In-Context Learning as Conditioned Associative Memory Retrieval

Weimin Wu · Teng-Yun Hsiao · Jerry Yao-Chieh Hu · Wenxin Zhang · Han Liu

East Exhibition Hall A-B #E-3310
[ ] [ ]
Tue 15 Jul 11 a.m. PDT — 1:30 p.m. PDT

Abstract: We provide an exactly solvable example for interpreting In-Context Learning (ICL) with one-layer attention models as conditional retrieval of dense associative memory models.Our main contribution is to interpret ICL as memory reshaping in the modern Hopfield model from a conditional memory set (in-context examples).Specifically, we show that the in-context sequential examples induce an effective reshaping of the energy landscape of a Hopfield model.We integrate this in-context memory reshaping phenomenon into the existing Bayesian model averaging view of ICL [Zhang et al., AISTATS 2025] via the established equivalence between the modern Hopfield model and transformer attention.Under this unique perspective, we not only characterize how in-context examples shape predictions in the Gaussian linear regression case, but also recover the known $\epsilon$-stability generalization bound of the ICL for the one-layer attention model.We also give explanations for three key behaviors of ICL and validate them through experiments.

Lay Summary:

Large language models like ChatGPT can solve new problems just by being shown a few examples in a prompt.
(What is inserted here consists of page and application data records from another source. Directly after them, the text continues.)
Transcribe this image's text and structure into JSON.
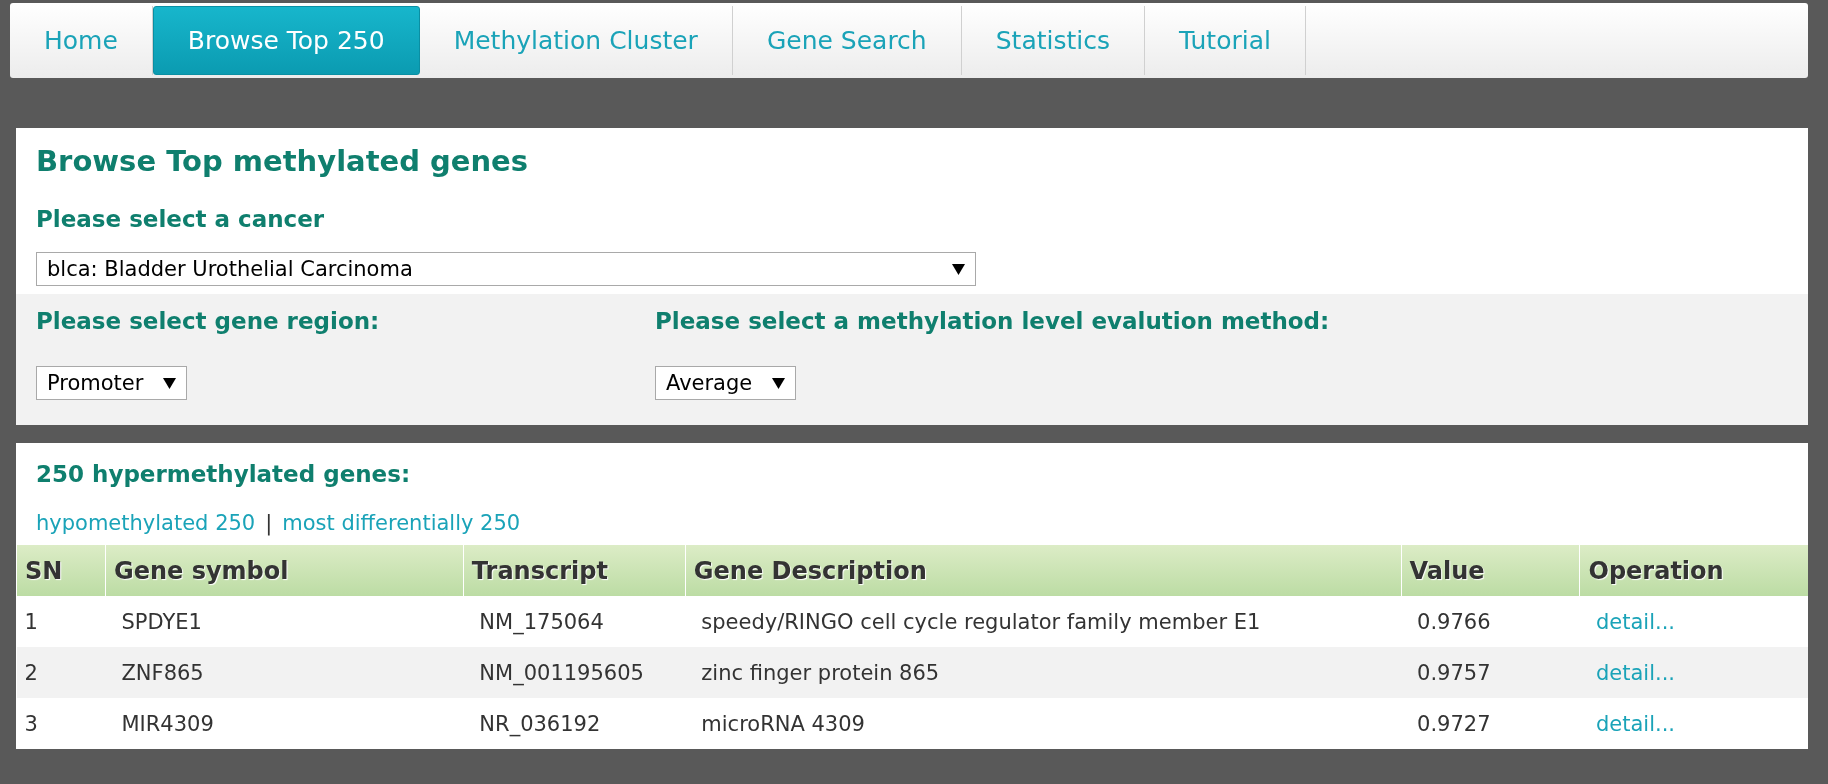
{
  "nav": {
    "tabs": [
      {
        "label": "Home",
        "selected": false
      },
      {
        "label": "Browse Top 250",
        "selected": true
      },
      {
        "label": "Methylation Cluster",
        "selected": false
      },
      {
        "label": "Gene Search",
        "selected": false
      },
      {
        "label": "Statistics",
        "selected": false
      },
      {
        "label": "Tutorial",
        "selected": false
      }
    ]
  },
  "selection_panel": {
    "title": "Browse Top methylated genes",
    "cancer_label": "Please select a cancer",
    "cancer_select": {
      "value": "blca: Bladder Urothelial Carcinoma"
    },
    "region_label": "Please select gene region:",
    "region_select": {
      "value": "Promoter"
    },
    "method_label": "Please select a methylation level evalution method:",
    "method_select": {
      "value": "Average"
    }
  },
  "results": {
    "heading": "250 hypermethylated genes:",
    "links": [
      "hypomethylated 250",
      "most differentially 250"
    ],
    "separator": "|",
    "table": {
      "columns": [
        "SN",
        "Gene symbol",
        "Transcript",
        "Gene Description",
        "Value",
        "Operation"
      ],
      "rows": [
        [
          "1",
          "SPDYE1",
          "NM_175064",
          "speedy/RINGO cell cycle regulator family member E1",
          "0.9766",
          "detail..."
        ],
        [
          "2",
          "ZNF865",
          "NM_001195605",
          "zinc finger protein 865",
          "0.9757",
          "detail..."
        ],
        [
          "3",
          "MIR4309",
          "NR_036192",
          "microRNA 4309",
          "0.9727",
          "detail..."
        ]
      ]
    }
  }
}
We are curious about how these models manage to “learn” so quickly without updating their internal parameters, and whether there’s a simple explanation behind this surprising behavior.We found that this process can be understood as a kind of memory retrieval. Specifically, we use a classic brain-inspired model called a Hopfield network to show how each example in the prompt subtly reshapes what the model “remembers.” This reshaping helps the model focus on the most relevant information for making predictions — just like how a person recalls different memories depending on the question they’re asked.To test this idea, we build a simplified version of a language model and run experiments with it. Our results confirm that in-context learning is stronger when the examples are similar to the test case, accurate, and drawn from a familiar setting.